Operasi evakuasi korban kecelakaan antara KA Argo Bromo Anggrek dan Kereta Rel Listrik (KRL) di Stasiun Bekasi Timur resmi dinyatakan berakhir pada Selasa (28/4/2026) pagi. Dilansir dari Megapolitan, seluruh korban yang berhasil dievakuasi oleh tim penyelamat dari lokasi kejadian dilaporkan berjenis kelamin perempuan.
Kepala Badan Nasional Pencarian dan Pertolongan (Basarnas) Marsekal Madya TNI Mohammad Syafii mengonfirmasi identitas gender para korban tersebut di lokasi kejadian. Ia juga memastikan tidak terdapat anak-anak di antara korban yang terdampak insiden pada Senin (27/4/2026) tersebut.
"Seratus persen yang kami evakuasi, (adalah) perempuan," tutur Mohammad Syafii, Kepala Basarnas Marsekal Madya TNI.
Pihak Basarnas menyatakan bahwa seluruh personel telah ditarik dari lokasi karena target pencarian sudah terpenuhi sesuai harapan. Penutupan operasi dilakukan secara resmi setelah penyisiran terakhir di area peron dan jalur rel.
"Bahwa operasi SAR bisa kami laksanakan sesuai dengan yang kami harapkan dan tadi pagi pukul 08.00 sudah selesai, seluruh tim SAR kami nyatakan kami kembalikan ke homebase masing-masing," kata Mohammad Syafii, Kepala Basarnas Marsekal Madya TNI.
Meskipun operasi SAR telah ditutup, Basarnas tetap menyiagakan prosedur khusus jika ditemukan bukti baru selama proses pembersihan material kereta. Koordinasi tetap dilakukan dengan petugas teknis di lapangan.
"Iya saya sampaikan bahwa, saya pastikan sudah tidak ada korban yang kami temukan. Namun, dalam proses pembersihan bangkai kereta, andai saja diketemukan sekecil apapun body part dari tubuh, tentunya kita akan melakukan tindakan sesuai dengan prosedur," tutur Mohammad Syafii, Kepala Basarnas Marsekal Madya TNI.
Data terbaru dari Direktur Utama KAI Bobby Rasyidin mencatat jumlah korban kecelakaan ini mencapai 14 orang hingga Selasa pukul 08.45 WIB. Seluruh korban meninggal dunia telah dipindahkan ke RS Polri Kramat Jati untuk identifikasi, sementara 84 orang lainnya mengalami luka-luka.

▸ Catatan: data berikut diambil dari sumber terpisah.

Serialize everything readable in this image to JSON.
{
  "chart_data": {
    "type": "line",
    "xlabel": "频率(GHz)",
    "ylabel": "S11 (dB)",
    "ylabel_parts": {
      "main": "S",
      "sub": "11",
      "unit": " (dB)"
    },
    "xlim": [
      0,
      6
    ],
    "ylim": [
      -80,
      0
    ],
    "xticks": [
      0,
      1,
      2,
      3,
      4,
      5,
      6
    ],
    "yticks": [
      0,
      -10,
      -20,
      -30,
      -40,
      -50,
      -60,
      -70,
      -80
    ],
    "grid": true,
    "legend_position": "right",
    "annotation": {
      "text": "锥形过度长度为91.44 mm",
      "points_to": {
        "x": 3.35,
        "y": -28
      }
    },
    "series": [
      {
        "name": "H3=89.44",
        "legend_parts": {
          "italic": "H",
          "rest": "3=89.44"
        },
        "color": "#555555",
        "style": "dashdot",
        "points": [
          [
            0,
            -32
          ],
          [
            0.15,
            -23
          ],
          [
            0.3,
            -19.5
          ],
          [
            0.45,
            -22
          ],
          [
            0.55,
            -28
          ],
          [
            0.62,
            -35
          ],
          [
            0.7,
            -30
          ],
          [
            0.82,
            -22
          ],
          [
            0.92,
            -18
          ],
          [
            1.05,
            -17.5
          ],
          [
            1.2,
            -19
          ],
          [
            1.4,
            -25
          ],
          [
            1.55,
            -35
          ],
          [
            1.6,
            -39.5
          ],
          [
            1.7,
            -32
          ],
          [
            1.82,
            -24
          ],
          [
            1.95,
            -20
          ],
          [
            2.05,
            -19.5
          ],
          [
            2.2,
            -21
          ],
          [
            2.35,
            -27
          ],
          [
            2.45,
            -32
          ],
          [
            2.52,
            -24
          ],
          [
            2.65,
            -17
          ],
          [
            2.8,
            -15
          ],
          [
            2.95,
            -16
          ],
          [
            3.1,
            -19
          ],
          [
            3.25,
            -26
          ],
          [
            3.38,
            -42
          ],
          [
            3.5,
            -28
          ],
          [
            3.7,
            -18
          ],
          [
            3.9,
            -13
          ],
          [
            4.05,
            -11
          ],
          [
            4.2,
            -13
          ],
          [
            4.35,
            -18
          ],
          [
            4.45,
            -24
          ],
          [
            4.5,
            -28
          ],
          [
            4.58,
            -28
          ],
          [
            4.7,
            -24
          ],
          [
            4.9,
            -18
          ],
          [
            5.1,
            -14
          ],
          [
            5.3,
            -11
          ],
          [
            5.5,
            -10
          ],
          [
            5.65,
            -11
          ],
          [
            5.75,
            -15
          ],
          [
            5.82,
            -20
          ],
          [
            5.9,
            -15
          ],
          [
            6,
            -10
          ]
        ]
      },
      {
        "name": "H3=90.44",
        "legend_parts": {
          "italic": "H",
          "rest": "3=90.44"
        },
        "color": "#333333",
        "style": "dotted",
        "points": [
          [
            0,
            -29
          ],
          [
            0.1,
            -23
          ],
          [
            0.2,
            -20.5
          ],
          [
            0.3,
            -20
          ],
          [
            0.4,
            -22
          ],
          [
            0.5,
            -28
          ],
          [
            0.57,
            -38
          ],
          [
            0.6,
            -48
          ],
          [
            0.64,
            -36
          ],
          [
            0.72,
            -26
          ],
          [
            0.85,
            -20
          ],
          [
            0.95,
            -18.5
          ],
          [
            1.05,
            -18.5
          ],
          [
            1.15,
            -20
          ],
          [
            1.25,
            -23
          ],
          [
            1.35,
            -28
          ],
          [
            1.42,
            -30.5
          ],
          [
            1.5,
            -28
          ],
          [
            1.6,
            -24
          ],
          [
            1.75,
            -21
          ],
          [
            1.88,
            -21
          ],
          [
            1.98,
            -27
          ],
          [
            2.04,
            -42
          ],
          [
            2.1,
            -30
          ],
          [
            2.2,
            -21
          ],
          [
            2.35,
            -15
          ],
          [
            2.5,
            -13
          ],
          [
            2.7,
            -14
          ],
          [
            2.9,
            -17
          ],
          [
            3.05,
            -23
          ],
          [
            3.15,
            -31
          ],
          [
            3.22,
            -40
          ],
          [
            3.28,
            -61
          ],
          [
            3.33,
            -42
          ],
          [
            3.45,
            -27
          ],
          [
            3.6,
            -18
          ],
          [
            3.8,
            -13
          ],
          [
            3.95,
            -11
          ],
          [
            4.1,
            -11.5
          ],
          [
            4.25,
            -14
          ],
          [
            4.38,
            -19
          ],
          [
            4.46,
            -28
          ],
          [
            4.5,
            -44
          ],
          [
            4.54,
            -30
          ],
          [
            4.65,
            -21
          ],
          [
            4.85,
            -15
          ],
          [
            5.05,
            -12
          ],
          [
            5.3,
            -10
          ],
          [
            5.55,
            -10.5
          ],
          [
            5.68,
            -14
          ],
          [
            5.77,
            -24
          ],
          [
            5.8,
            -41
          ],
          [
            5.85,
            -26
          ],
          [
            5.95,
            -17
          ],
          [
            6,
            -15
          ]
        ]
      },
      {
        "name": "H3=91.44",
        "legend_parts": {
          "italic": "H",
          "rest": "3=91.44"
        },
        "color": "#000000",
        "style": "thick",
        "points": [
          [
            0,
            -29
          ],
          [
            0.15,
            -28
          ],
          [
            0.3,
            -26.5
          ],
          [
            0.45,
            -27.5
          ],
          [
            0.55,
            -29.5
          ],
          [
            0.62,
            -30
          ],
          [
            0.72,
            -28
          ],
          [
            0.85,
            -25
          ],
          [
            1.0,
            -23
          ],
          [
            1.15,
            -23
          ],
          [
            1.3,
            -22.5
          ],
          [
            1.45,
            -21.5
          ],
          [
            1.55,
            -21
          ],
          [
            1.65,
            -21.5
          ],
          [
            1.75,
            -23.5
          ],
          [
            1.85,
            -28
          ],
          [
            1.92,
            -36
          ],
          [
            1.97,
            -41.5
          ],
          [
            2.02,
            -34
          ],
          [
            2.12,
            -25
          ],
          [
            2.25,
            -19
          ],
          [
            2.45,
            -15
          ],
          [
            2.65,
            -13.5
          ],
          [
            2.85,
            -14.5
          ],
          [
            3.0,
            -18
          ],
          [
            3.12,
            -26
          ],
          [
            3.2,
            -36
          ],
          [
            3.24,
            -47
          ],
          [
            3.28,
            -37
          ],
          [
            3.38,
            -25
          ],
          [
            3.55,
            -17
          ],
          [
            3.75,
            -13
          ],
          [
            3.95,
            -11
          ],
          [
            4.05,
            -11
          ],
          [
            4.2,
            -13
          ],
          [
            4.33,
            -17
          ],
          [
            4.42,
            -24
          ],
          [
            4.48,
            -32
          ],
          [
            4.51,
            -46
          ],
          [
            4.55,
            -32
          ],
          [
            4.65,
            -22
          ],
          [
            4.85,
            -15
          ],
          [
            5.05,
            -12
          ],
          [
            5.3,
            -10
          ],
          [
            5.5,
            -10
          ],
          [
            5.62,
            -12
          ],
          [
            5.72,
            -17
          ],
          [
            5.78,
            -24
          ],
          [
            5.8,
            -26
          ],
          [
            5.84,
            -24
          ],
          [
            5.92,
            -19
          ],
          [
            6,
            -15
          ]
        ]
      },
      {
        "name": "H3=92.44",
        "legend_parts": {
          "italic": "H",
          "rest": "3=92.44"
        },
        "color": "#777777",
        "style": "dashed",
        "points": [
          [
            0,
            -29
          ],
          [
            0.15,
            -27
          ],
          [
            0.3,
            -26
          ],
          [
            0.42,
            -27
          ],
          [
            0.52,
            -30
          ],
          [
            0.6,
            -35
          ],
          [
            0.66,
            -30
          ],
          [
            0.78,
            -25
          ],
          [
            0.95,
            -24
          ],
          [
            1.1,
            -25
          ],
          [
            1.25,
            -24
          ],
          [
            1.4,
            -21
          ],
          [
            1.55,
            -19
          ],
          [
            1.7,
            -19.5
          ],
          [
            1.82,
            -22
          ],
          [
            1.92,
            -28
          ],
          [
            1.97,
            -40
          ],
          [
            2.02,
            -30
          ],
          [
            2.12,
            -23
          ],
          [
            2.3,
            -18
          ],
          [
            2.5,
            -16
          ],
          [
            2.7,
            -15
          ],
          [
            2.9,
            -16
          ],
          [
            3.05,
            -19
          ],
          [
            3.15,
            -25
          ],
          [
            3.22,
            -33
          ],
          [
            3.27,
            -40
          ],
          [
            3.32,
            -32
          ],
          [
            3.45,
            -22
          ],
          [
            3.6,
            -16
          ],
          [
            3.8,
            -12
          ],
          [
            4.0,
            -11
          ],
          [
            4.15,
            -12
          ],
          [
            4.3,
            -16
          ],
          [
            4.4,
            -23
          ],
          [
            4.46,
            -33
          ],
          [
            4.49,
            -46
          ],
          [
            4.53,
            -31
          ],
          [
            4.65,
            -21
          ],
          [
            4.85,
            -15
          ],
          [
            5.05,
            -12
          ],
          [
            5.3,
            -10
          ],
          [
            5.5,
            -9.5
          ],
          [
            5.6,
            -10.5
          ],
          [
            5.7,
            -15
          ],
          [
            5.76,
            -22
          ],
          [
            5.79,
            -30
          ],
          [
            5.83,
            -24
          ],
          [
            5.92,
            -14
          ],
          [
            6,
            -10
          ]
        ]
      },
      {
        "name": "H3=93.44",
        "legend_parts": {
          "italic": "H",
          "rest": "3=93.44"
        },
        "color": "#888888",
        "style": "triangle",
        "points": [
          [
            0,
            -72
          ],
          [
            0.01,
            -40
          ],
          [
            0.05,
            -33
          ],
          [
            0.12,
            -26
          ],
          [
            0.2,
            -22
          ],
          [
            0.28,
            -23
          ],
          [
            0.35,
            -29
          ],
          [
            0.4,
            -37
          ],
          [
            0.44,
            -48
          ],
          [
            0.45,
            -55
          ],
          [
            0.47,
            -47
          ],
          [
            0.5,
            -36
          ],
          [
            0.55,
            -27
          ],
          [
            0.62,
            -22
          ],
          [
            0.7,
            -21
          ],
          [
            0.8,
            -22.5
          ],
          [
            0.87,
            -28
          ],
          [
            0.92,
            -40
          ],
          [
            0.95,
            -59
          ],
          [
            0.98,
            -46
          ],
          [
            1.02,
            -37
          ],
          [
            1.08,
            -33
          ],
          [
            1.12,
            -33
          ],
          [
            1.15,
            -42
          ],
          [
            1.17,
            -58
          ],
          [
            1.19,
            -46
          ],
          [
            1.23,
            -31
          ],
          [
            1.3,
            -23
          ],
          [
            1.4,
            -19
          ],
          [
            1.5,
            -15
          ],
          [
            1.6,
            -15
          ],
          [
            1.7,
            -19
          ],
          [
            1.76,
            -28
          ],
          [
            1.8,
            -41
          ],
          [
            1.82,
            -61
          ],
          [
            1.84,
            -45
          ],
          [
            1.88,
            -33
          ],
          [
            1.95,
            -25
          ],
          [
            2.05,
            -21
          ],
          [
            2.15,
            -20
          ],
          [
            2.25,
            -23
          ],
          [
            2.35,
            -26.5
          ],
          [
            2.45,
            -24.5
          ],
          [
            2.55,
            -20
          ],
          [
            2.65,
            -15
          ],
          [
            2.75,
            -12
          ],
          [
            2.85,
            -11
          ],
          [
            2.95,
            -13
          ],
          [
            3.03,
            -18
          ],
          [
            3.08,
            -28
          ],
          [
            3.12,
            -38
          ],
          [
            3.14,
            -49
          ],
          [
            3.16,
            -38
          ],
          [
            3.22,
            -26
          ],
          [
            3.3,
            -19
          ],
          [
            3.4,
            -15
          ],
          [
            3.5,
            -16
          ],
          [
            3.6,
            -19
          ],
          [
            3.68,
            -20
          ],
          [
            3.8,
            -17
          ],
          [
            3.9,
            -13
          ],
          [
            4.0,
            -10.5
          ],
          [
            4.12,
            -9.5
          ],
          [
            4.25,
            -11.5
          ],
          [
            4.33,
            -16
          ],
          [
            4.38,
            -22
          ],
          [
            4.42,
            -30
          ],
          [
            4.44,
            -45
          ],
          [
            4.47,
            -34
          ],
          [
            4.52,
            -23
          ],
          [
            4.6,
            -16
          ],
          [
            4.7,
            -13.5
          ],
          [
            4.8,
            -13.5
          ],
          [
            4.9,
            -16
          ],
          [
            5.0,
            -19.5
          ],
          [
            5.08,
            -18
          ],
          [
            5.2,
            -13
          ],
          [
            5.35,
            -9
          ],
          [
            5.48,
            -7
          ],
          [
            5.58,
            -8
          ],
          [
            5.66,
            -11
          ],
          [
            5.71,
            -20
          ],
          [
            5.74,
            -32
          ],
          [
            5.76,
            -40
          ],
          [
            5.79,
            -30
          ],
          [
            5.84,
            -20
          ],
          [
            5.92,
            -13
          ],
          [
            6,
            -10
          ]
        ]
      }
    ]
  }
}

Para korban luka saat ini tersebar di sembilan fasilitas kesehatan untuk mendapatkan perawatan medis intensif. Rumah sakit tersebut meliputi RSUD Bekasi, RS Bella, RS Primaya, RS Mitra Plumbon Cibitung, RS Bakti Kartini, RS Siloam Bekasi Timur, RS Hermina, serta RS Mitra Keluarga Bekasi Timur dan Barat.
PT KAI telah mengamankan barang-barang penumpang yang tertinggal di lokasi kejadian melalui layanan lost and found. Proses pendataan barang milik pelanggan dilakukan bersama pihak kepolisian guna mendukung pendataan korban dan kebutuhan keluarga penumpang.
Manajemen KAI juga membuka Posko Tanggap Darurat dan Posko Informasi di Stasiun Bekasi Timur sebagai pusat bantuan bagi keluarga. Masyarakat yang membutuhkan informasi lebih lanjut mengenai status penumpang dapat menghubungi layanan Contact Center KAI 121.